Sure enough less than 4 years later, I was entering the World Trade Center from the south side at night to catch the Path train to Jersey where before it was always clean and empty, I noticed there were men lying on the ground stretched out and getting comfortable from the revolving doors through the lobby and all the way to the escalators that lead you down to the lower levels. Once again, my assumptions had been proven wrong.

Well many years later, after Senior’s, “1000 Points of Light,” Clintons “I feel your pain,” and Junior’s,” mission accomplished,” people are still sleeping in the street and begging for change at an ever increasing rate it seems.

Apparently, there are said to be 3 types of homeless person. The 1st one is one who dresses neatly, cleanly and you could never tell that they were homeless unless someone told you. You’ll probably find them sitting at the library during the day or the train station reading and or trying to figure out a way to make some change. The 2nd is the type is the one who will wear an overcoat in the summer and six layers underneath that. Or they will walk about not realizing that their privates are being exposed and being aired out so that you can smell them from about a half a block away. They will scream at you unintelligently making noises and guttural utterances no one can recognize. And the 3rd, will fall somewhere in between the other 2, the type who will ask you for change.

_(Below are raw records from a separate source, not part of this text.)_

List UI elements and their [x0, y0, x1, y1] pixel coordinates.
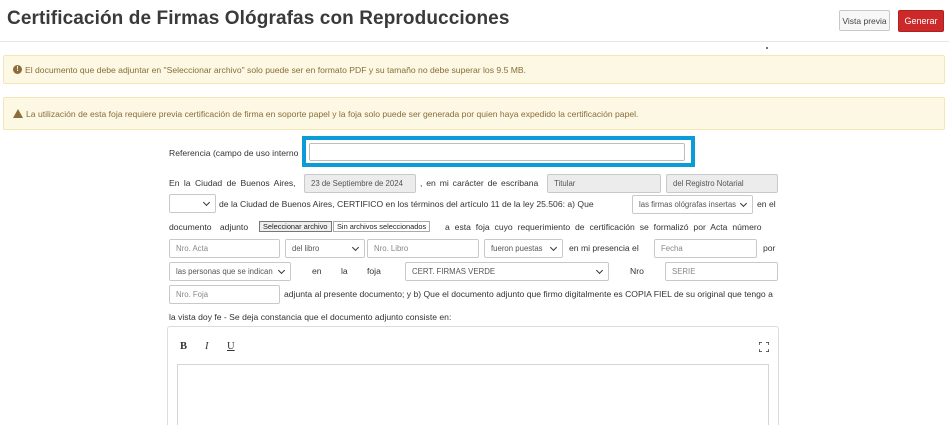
chevron-down-icon: [202, 198, 211, 206]
signatures-select-value: las firmas ológrafas insertas: [639, 200, 737, 209]
warning-alert-text: La utilización de esta foja requiere pre…: [26, 108, 639, 119]
foja-number-input[interactable]: Nro. Foja: [169, 285, 280, 304]
role-field[interactable]: Titular: [547, 174, 661, 193]
date-field[interactable]: 23 de Septiembre de 2024: [304, 174, 416, 193]
sheet-type-select-value: CERT. FIRMAS VERDE: [412, 267, 496, 276]
persons-select[interactable]: las personas que se indican: [169, 262, 291, 281]
persons-select-value: las personas que se indican: [176, 267, 273, 276]
text-attached: adjunta al presente documento; y b) Que …: [284, 289, 773, 299]
text-la: la: [341, 266, 348, 276]
header-dot: [766, 47, 768, 49]
text-en-el: en el: [757, 199, 776, 209]
chevron-down-icon: [277, 266, 286, 274]
text-city: En la Ciudad de Buenos Aires,: [169, 178, 296, 188]
signatures-select[interactable]: las firmas ológrafas insertas: [632, 195, 753, 214]
info-alert: ! El documento que debe adjuntar en "Sel…: [3, 55, 945, 84]
info-alert-text: El documento que debe adjuntar en "Selec…: [25, 64, 527, 75]
generate-button[interactable]: Generar: [898, 10, 944, 32]
text-en: en: [312, 266, 322, 276]
placed-select[interactable]: fueron puestas: [484, 239, 563, 258]
underline-button[interactable]: U: [227, 341, 235, 352]
book-select-value: del libro: [292, 244, 320, 253]
serie-input[interactable]: SERIE: [665, 262, 778, 281]
book-number-input[interactable]: Nro. Libro: [367, 239, 479, 258]
text-view: la vista doy fe - Se deja constancia que…: [169, 312, 452, 322]
select-file-button[interactable]: Seleccionar archivo: [259, 221, 332, 232]
chevron-down-icon: [739, 199, 748, 207]
text-terms: de la Ciudad de Buenos Aires, CERTIFICO …: [219, 199, 594, 209]
text-document: documento adjunto: [169, 222, 249, 232]
book-select[interactable]: del libro: [285, 239, 365, 258]
editor-content-area[interactable]: [177, 364, 769, 425]
chevron-down-icon: [549, 243, 558, 251]
warning-alert: La utilización de esta foja requiere pre…: [3, 97, 945, 130]
text-nro: Nro: [630, 266, 644, 276]
text-por: por: [763, 243, 776, 253]
reference-label: Referencia (campo de uso interno: [169, 148, 299, 158]
reference-input[interactable]: [309, 143, 685, 161]
chevron-down-icon: [595, 266, 604, 274]
text-capacity: , en mi carácter de escribana: [420, 178, 539, 188]
bold-button[interactable]: B: [180, 341, 187, 352]
sheet-type-select[interactable]: CERT. FIRMAS VERDE: [405, 262, 609, 281]
italic-button[interactable]: I: [205, 341, 209, 352]
warning-triangle-icon: [13, 109, 23, 118]
text-presence: en mi presencia el: [569, 243, 639, 253]
text-requirement: a esta foja cuyo requerimiento de certif…: [445, 222, 762, 232]
file-status: Sin archivos seleccionados: [333, 221, 431, 232]
placed-select-value: fueron puestas: [491, 244, 543, 253]
text-foja: foja: [367, 266, 381, 276]
page-title: Certificación de Firmas Ológrafas con Re…: [7, 8, 510, 29]
registry-number-select[interactable]: [169, 194, 216, 213]
registry-field[interactable]: del Registro Notarial: [666, 174, 778, 193]
chevron-down-icon: [351, 243, 360, 251]
act-number-input[interactable]: Nro. Acta: [169, 239, 280, 258]
fullscreen-icon[interactable]: [758, 341, 770, 353]
preview-button[interactable]: Vista previa: [839, 10, 890, 31]
info-circle-icon: !: [13, 65, 22, 74]
date-input[interactable]: Fecha: [654, 239, 757, 258]
header-divider: [0, 41, 949, 42]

The 3rd type was the one that approached me the other night outside of Rita’s Water Ice. In the above picture, he was the one in the yellow asking everyone for change. The picture doesn’t really show the dirt that he was covered in or the pathetic way that he held himself as he went from person to person begging. I didn’t want to take advantage of his situation especially since I only gave him 50 cents and then only after seeing him for a second time that evening and asking him a silly question.

Close up, I noticed how young he was and how reasonably good looking he was and I wondered how he could have gotten himself into this mess. I could have thought the “there but for the grace of God,” line, but that’s something that anyone would have to worry about in my case. Yes I appreciate life but not that much. I’m the type who you would find floating down the river or lying splat on the side of the sidewalk next to a 10 storey building before I could accept that way of life. I’m not that strong. I’m not built that way.

Anyway, I wondered why the taxes I pay, or anybody pays can buy bullets and bombs and salaries for Halliburton, but not cover the costs for the homeless. Also, why after all these years, the sight of people sleeping in the streets or having them ask for your change has become acceptable and even normal in our major cities. When will all of this change?

That is my question.

And I bet you thought this was going to be about Obama.